I've been through this quitting thing before. Every smoker has. We all quit all the time, whether we tell you about it or not. I used to quit a few times a day just to keep my hand in. Quit for a few hours to remind myself how hard it is, then buy another pack and start up again. The rules are pretty lax on those casual quitting episodes -- there's an amazing correllation between quitting and running out of smokes. You get to the point where you can tell yourself you've quit anytime you don't have one lit.

The longest I've ever gone was three months. I went through a work-sponsored Smokenders program and it worked pretty well. I tapered off according to plan and it was fairly painless when it came time to give them up for good. I was amazed that I'd been able to quit to easily. But then I hit three months, and I smoked one, then two, then I was back to two packs a day again.

Three months is a big speedbump when you quit smoking, apparently.
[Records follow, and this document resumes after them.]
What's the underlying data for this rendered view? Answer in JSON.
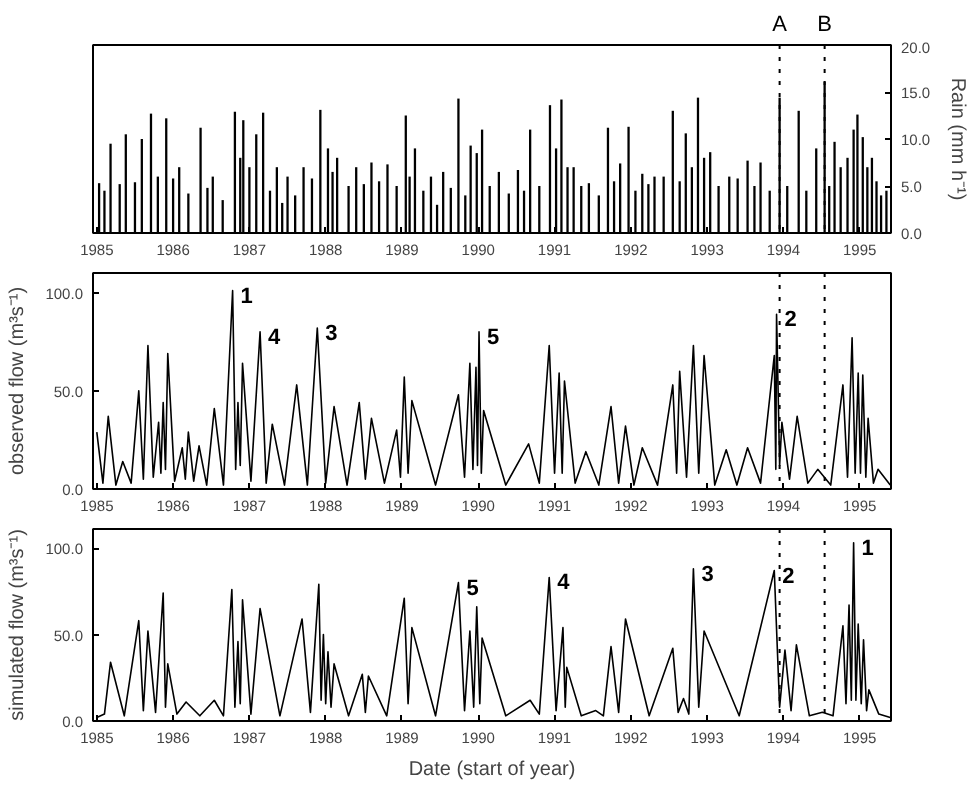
{
  "chart_data": [
    {
      "type": "bar",
      "y2label": "Rain (mm h⁻¹)",
      "xlim": [
        1984.95,
        1995.41
      ],
      "xticks": [
        1985,
        1986,
        1987,
        1988,
        1989,
        1990,
        1991,
        1992,
        1993,
        1994,
        1995
      ],
      "y2lim": [
        0,
        20
      ],
      "y2ticks": [
        {
          "value": 0,
          "label": "0.0"
        },
        {
          "value": 5,
          "label": "5.0"
        },
        {
          "value": 10,
          "label": "10.0"
        },
        {
          "value": 15,
          "label": "15.0"
        },
        {
          "value": 20,
          "label": "20.0"
        }
      ],
      "x": [
        1985.03,
        1985.1,
        1985.18,
        1985.3,
        1985.38,
        1985.5,
        1985.59,
        1985.71,
        1985.8,
        1985.91,
        1986.0,
        1986.08,
        1986.2,
        1986.36,
        1986.45,
        1986.52,
        1986.65,
        1986.81,
        1986.88,
        1986.92,
        1987.0,
        1987.09,
        1987.18,
        1987.27,
        1987.36,
        1987.43,
        1987.5,
        1987.6,
        1987.71,
        1987.82,
        1987.93,
        1988.03,
        1988.09,
        1988.15,
        1988.3,
        1988.4,
        1988.5,
        1988.6,
        1988.7,
        1988.81,
        1988.93,
        1989.05,
        1989.1,
        1989.17,
        1989.28,
        1989.38,
        1989.46,
        1989.54,
        1989.64,
        1989.74,
        1989.83,
        1989.9,
        1989.98,
        1990.05,
        1990.15,
        1990.27,
        1990.4,
        1990.52,
        1990.6,
        1990.68,
        1990.8,
        1990.94,
        1991.02,
        1991.09,
        1991.17,
        1991.25,
        1991.35,
        1991.45,
        1991.58,
        1991.7,
        1991.78,
        1991.86,
        1991.97,
        1992.06,
        1992.15,
        1992.23,
        1992.31,
        1992.43,
        1992.55,
        1992.64,
        1992.72,
        1992.8,
        1992.88,
        1992.96,
        1993.04,
        1993.15,
        1993.29,
        1993.4,
        1993.53,
        1993.62,
        1993.7,
        1993.82,
        1993.95,
        1994.05,
        1994.2,
        1994.3,
        1994.43,
        1994.54,
        1994.6,
        1994.67,
        1994.75,
        1994.84,
        1994.92,
        1994.97,
        1995.04,
        1995.1,
        1995.16,
        1995.22,
        1995.28,
        1995.35
      ],
      "series": [
        {
          "color": "#000000",
          "axis": "y2",
          "values": [
            5.3,
            4.5,
            9.5,
            5.2,
            10.5,
            5.4,
            10,
            12.7,
            6,
            12.2,
            5.8,
            7,
            4.2,
            11.2,
            4.8,
            6,
            3.5,
            12.9,
            8,
            12,
            7,
            10.5,
            12.8,
            4.5,
            7,
            3.2,
            6,
            4,
            7,
            5.8,
            13.1,
            9,
            6.5,
            8,
            5,
            7,
            5.2,
            7.5,
            5.5,
            7.3,
            5,
            12.5,
            6,
            9,
            4.5,
            6,
            3,
            6.5,
            4.8,
            14.3,
            4,
            9.3,
            8.5,
            11,
            5,
            6.5,
            4.2,
            6.7,
            4.5,
            11,
            5,
            13.6,
            9,
            14.2,
            7,
            7,
            5,
            5.3,
            4,
            11.2,
            5.5,
            7.4,
            11.3,
            4.5,
            6.3,
            5.2,
            6,
            6,
            13,
            5.5,
            10.6,
            7,
            14.4,
            8,
            8.6,
            5,
            6,
            5.8,
            7.7,
            5,
            7.5,
            4.5,
            14.4,
            5,
            13,
            4.5,
            9,
            16.1,
            5,
            9.7,
            7,
            8,
            11,
            12.6,
            10.2,
            7,
            8,
            5.5,
            4,
            4.5
          ]
        }
      ],
      "ref_lines": [
        {
          "axis": "x",
          "value": 1993.95,
          "label": "A",
          "line_style": "dotted"
        },
        {
          "axis": "x",
          "value": 1994.54,
          "label": "B",
          "line_style": "dotted"
        }
      ]
    },
    {
      "type": "line",
      "ylabel": "observed flow (m³s⁻¹)",
      "xlim": [
        1984.95,
        1995.41
      ],
      "xticks": [
        1985,
        1986,
        1987,
        1988,
        1989,
        1990,
        1991,
        1992,
        1993,
        1994,
        1995
      ],
      "ylim": [
        0,
        110
      ],
      "yticks": [
        {
          "value": 0,
          "label": "0.0"
        },
        {
          "value": 50,
          "label": "50.0"
        },
        {
          "value": 100,
          "label": "100.0"
        }
      ],
      "x": [
        1985.0,
        1985.08,
        1985.15,
        1985.25,
        1985.34,
        1985.45,
        1985.55,
        1985.61,
        1985.67,
        1985.74,
        1985.81,
        1985.84,
        1985.87,
        1985.9,
        1985.93,
        1986.02,
        1986.12,
        1986.16,
        1986.2,
        1986.27,
        1986.34,
        1986.44,
        1986.54,
        1986.66,
        1986.78,
        1986.82,
        1986.85,
        1986.88,
        1986.91,
        1987.02,
        1987.14,
        1987.22,
        1987.3,
        1987.46,
        1987.62,
        1987.76,
        1987.89,
        1988.0,
        1988.11,
        1988.28,
        1988.44,
        1988.52,
        1988.6,
        1988.77,
        1988.93,
        1988.98,
        1989.03,
        1989.08,
        1989.13,
        1989.44,
        1989.74,
        1989.82,
        1989.89,
        1989.93,
        1989.97,
        1989.99,
        1990.01,
        1990.04,
        1990.07,
        1990.36,
        1990.66,
        1990.8,
        1990.93,
        1991.0,
        1991.06,
        1991.1,
        1991.13,
        1991.27,
        1991.41,
        1991.58,
        1991.74,
        1991.84,
        1991.93,
        1992.04,
        1992.15,
        1992.35,
        1992.55,
        1992.6,
        1992.64,
        1992.73,
        1992.82,
        1992.89,
        1992.96,
        1993.1,
        1993.25,
        1993.39,
        1993.53,
        1993.7,
        1993.88,
        1993.9,
        1993.91,
        1993.95,
        1993.98,
        1994.08,
        1994.18,
        1994.32,
        1994.45,
        1994.62,
        1994.78,
        1994.84,
        1994.9,
        1994.94,
        1994.98,
        1995.01,
        1995.04,
        1995.08,
        1995.11,
        1995.18,
        1995.24,
        1995.4
      ],
      "series": [
        {
          "color": "#000000",
          "values": [
            29,
            3,
            37,
            2,
            14,
            3,
            50,
            5,
            73,
            6,
            34,
            8,
            44,
            10,
            69,
            4,
            21,
            5,
            29,
            4,
            22,
            2,
            41,
            2,
            101,
            10,
            44,
            12,
            64,
            4,
            80,
            3,
            33,
            2,
            53,
            2,
            82,
            3,
            42,
            2,
            44,
            5,
            36,
            3,
            30,
            6,
            57,
            8,
            45,
            2,
            48,
            6,
            64,
            10,
            62,
            12,
            80,
            8,
            40,
            2,
            23,
            3,
            73,
            8,
            59,
            8,
            55,
            3,
            19,
            2,
            42,
            3,
            32,
            2,
            21,
            2,
            53,
            8,
            60,
            6,
            73,
            8,
            68,
            2,
            20,
            2,
            21,
            3,
            68,
            10,
            89,
            12,
            34,
            5,
            37,
            3,
            10,
            2,
            53,
            6,
            77,
            8,
            59,
            8,
            58,
            6,
            36,
            3,
            10,
            2
          ]
        }
      ],
      "annotations": [
        {
          "text": "1",
          "x": 1986.78,
          "y": 101
        },
        {
          "text": "4",
          "x": 1987.14,
          "y": 80
        },
        {
          "text": "3",
          "x": 1987.89,
          "y": 82
        },
        {
          "text": "5",
          "x": 1990.01,
          "y": 80
        },
        {
          "text": "2",
          "x": 1993.91,
          "y": 89
        }
      ],
      "ref_lines": [
        {
          "axis": "x",
          "value": 1993.95,
          "line_style": "dotted"
        },
        {
          "axis": "x",
          "value": 1994.54,
          "line_style": "dotted"
        }
      ]
    },
    {
      "type": "line",
      "xlabel": "Date (start of year)",
      "ylabel": "simulated flow (m³s⁻¹)",
      "xlim": [
        1984.95,
        1995.41
      ],
      "xticks": [
        1985,
        1986,
        1987,
        1988,
        1989,
        1990,
        1991,
        1992,
        1993,
        1994,
        1995
      ],
      "ylim": [
        0,
        111
      ],
      "yticks": [
        {
          "value": 0,
          "label": "0.0"
        },
        {
          "value": 50,
          "label": "50.0"
        },
        {
          "value": 100,
          "label": "100.0"
        }
      ],
      "x": [
        1985.0,
        1985.1,
        1985.18,
        1985.36,
        1985.55,
        1985.61,
        1985.67,
        1985.77,
        1985.87,
        1985.9,
        1985.93,
        1986.05,
        1986.17,
        1986.35,
        1986.54,
        1986.66,
        1986.77,
        1986.81,
        1986.85,
        1986.88,
        1986.91,
        1987.02,
        1987.14,
        1987.4,
        1987.69,
        1987.8,
        1987.91,
        1987.94,
        1987.97,
        1988.0,
        1988.03,
        1988.07,
        1988.11,
        1988.3,
        1988.48,
        1988.52,
        1988.56,
        1988.8,
        1989.03,
        1989.08,
        1989.13,
        1989.44,
        1989.74,
        1989.82,
        1989.89,
        1989.94,
        1989.98,
        1990.02,
        1990.05,
        1990.36,
        1990.68,
        1990.8,
        1990.93,
        1991.02,
        1991.11,
        1991.14,
        1991.16,
        1991.35,
        1991.54,
        1991.64,
        1991.74,
        1991.84,
        1991.93,
        1992.24,
        1992.55,
        1992.62,
        1992.69,
        1992.76,
        1992.82,
        1992.89,
        1992.96,
        1993.42,
        1993.88,
        1993.95,
        1994.02,
        1994.1,
        1994.17,
        1994.34,
        1994.51,
        1994.65,
        1994.78,
        1994.82,
        1994.86,
        1994.89,
        1994.92,
        1994.95,
        1994.98,
        1995.02,
        1995.05,
        1995.09,
        1995.12,
        1995.25,
        1995.4
      ],
      "series": [
        {
          "color": "#000000",
          "values": [
            2,
            4,
            34,
            3,
            58,
            6,
            52,
            5,
            74,
            8,
            33,
            4,
            11,
            3,
            12,
            3,
            76,
            8,
            46,
            10,
            70,
            4,
            65,
            3,
            59,
            5,
            79,
            12,
            50,
            10,
            40,
            8,
            33,
            3,
            27,
            5,
            26,
            3,
            71,
            10,
            54,
            3,
            80,
            6,
            52,
            8,
            66,
            10,
            48,
            3,
            12,
            4,
            83,
            6,
            54,
            8,
            31,
            3,
            6,
            3,
            43,
            5,
            59,
            3,
            42,
            5,
            13,
            4,
            88,
            8,
            52,
            3,
            87,
            8,
            41,
            6,
            44,
            3,
            5,
            3,
            55,
            10,
            67,
            12,
            103,
            12,
            56,
            10,
            47,
            6,
            18,
            4,
            2
          ]
        }
      ],
      "annotations": [
        {
          "text": "5",
          "x": 1989.74,
          "y": 80
        },
        {
          "text": "4",
          "x": 1990.93,
          "y": 83
        },
        {
          "text": "3",
          "x": 1992.82,
          "y": 88
        },
        {
          "text": "2",
          "x": 1993.88,
          "y": 87
        },
        {
          "text": "1",
          "x": 1994.92,
          "y": 103
        }
      ],
      "ref_lines": [
        {
          "axis": "x",
          "value": 1993.95,
          "line_style": "dotted"
        },
        {
          "axis": "x",
          "value": 1994.54,
          "line_style": "dotted"
        }
      ]
    }
  ]
}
That's when a huge percentage of quitters go back. Dunno why. Three days seems to be the point at which you've beaten the physical component of the addiction, but the habit side of it takes a lot longer.
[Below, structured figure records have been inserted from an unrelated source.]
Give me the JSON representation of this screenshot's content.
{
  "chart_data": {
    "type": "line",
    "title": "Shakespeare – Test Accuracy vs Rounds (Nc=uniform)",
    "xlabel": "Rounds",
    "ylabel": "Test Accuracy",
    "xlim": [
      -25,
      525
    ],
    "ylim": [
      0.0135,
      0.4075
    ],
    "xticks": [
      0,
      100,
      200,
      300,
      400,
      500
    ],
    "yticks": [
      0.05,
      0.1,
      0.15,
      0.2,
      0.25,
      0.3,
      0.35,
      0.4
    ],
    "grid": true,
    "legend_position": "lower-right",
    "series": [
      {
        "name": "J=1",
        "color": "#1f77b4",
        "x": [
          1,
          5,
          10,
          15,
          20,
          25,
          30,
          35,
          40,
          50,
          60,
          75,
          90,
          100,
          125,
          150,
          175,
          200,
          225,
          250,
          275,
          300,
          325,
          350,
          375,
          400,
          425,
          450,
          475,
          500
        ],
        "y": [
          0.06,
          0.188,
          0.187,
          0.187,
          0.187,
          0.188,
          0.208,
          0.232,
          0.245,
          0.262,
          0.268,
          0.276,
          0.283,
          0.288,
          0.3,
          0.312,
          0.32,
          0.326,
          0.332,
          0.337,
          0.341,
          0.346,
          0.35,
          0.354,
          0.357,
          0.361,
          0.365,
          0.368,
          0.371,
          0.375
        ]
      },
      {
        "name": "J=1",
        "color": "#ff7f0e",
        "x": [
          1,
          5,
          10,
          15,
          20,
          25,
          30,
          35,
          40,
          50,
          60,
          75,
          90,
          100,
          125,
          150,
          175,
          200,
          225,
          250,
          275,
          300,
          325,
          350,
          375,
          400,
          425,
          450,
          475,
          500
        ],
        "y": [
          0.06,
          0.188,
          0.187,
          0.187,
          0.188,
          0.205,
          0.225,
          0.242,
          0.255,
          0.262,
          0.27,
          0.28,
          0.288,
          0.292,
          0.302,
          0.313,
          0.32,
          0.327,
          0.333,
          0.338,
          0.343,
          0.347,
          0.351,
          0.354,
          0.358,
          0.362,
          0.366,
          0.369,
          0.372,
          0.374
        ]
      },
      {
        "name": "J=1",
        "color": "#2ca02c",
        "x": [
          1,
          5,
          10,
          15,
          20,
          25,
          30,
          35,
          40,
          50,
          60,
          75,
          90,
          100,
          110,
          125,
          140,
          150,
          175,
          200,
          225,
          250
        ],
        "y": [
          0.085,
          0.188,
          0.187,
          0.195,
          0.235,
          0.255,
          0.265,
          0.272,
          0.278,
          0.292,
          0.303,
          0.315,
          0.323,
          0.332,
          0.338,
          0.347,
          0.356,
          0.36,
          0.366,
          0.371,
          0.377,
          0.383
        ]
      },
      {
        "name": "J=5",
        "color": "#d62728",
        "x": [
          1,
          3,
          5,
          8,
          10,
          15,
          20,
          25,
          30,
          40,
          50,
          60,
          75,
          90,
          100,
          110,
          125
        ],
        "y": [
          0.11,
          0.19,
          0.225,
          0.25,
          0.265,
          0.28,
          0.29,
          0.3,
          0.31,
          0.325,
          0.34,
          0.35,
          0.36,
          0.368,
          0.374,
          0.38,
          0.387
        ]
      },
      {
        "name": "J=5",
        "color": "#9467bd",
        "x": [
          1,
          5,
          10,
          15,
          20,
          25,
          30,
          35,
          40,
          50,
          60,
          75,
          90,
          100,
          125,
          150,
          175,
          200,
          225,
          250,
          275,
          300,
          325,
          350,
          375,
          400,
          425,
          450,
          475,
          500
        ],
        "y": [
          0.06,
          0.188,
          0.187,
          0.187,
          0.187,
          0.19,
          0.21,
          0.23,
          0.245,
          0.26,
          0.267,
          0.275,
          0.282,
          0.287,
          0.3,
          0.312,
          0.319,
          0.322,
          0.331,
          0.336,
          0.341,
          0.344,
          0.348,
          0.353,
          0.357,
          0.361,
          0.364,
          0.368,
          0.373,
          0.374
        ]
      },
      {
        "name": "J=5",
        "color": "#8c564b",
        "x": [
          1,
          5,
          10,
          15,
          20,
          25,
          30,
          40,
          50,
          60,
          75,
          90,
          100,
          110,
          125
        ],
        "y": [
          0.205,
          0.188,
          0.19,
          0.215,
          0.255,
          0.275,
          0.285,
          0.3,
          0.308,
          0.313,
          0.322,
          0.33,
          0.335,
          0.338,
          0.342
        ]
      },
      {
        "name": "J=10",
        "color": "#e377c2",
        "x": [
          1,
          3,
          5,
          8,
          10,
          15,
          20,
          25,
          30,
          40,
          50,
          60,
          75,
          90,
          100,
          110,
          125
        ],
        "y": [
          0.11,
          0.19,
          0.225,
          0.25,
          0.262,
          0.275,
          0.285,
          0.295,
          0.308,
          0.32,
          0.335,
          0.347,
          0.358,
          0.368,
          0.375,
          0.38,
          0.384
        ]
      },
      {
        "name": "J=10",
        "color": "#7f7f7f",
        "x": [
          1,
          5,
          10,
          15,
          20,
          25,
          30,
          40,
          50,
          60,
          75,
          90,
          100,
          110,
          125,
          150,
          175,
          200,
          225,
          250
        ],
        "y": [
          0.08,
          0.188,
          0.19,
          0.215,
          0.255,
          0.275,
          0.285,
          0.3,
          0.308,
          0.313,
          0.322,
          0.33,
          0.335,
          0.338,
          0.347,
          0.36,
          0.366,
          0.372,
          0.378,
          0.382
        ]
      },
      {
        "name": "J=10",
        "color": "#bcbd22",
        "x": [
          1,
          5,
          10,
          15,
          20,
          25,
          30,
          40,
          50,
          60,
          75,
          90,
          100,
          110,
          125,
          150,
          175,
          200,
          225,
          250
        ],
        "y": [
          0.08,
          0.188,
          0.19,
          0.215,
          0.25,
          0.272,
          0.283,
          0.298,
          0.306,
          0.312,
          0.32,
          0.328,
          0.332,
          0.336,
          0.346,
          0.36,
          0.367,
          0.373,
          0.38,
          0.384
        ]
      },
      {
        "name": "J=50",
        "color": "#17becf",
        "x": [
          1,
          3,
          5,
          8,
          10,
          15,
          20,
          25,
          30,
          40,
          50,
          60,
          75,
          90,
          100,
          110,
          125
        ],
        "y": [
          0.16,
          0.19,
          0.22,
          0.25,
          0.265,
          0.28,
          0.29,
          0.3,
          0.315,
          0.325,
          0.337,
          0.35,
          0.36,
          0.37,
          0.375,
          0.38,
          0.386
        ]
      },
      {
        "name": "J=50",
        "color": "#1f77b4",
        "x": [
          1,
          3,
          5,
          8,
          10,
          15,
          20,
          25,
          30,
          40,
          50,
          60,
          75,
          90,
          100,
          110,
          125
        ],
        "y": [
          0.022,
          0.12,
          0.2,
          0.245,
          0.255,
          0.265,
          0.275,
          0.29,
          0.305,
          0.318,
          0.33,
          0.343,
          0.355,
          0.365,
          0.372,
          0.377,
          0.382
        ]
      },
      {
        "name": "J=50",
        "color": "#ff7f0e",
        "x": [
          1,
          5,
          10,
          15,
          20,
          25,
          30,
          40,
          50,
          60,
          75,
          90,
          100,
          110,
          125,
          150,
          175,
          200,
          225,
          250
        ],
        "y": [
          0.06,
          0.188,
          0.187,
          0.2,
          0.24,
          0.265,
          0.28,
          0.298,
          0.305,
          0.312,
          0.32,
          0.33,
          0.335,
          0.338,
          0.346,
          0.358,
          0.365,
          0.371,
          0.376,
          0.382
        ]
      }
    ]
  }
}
I've quit for shorter periods of time using all the "aids" that are out there now: Nicorette gum, "the patch," all of it. Those worked okay for reducing the craving, but they've always seemed to me that you're not really quitting that way. Sure, you're not actually smoking, but you're still pumping nicotine into your system, and that's what you're supposed to be trying to break away from. Nobody's addicted to the process of inhaling smoke; it's what's in the smoke that keeps you coming back. I've quit that way before and always gone back -- I think because I wasn't quitting nicotine, I was quitting the nicotine's delivery system.

Well, now I've gone four days without my smokes and I feel pretty good about it. I feel lousy, but I feel good, too. In point of fact, I feel pretty damned proud of it, very holier than thou about it. I've done these four days on sheer force of will: no program, no buddy system, no patch or gum, no cheating. It's been just me vs Phillip Morris and so far I'm winning.

I don't want to jinx it by saying I'll never ever go back, but I ain't never going back. These last four days have been hell -- I've been sleeping too much, not sleeping, cranky, lethargic, I've been light-headed and can't think, I've been manic and can't stop thinking -- and I refuse to go through this again. I know that if I start smoking again, a day will come when I'll want to quit again. Quitting again will mean going through this again, and I say "fuck that." I'm pissed off, and that's always been the best motivator for anything for me.

Anger aside, I feel like it's different this time. I know I can do it -- hell, I gave up booze 12 years ago -- and this time I just know I will. I can't put it to words, it's just that there's this sense of finality to this for me. I've made up my mind, finally and for real, just like I did with booze. Time will have to prove me right, but this kind of certainty has never failed me.

Besides, I'm mad as hell and I'm not going to quit anymore.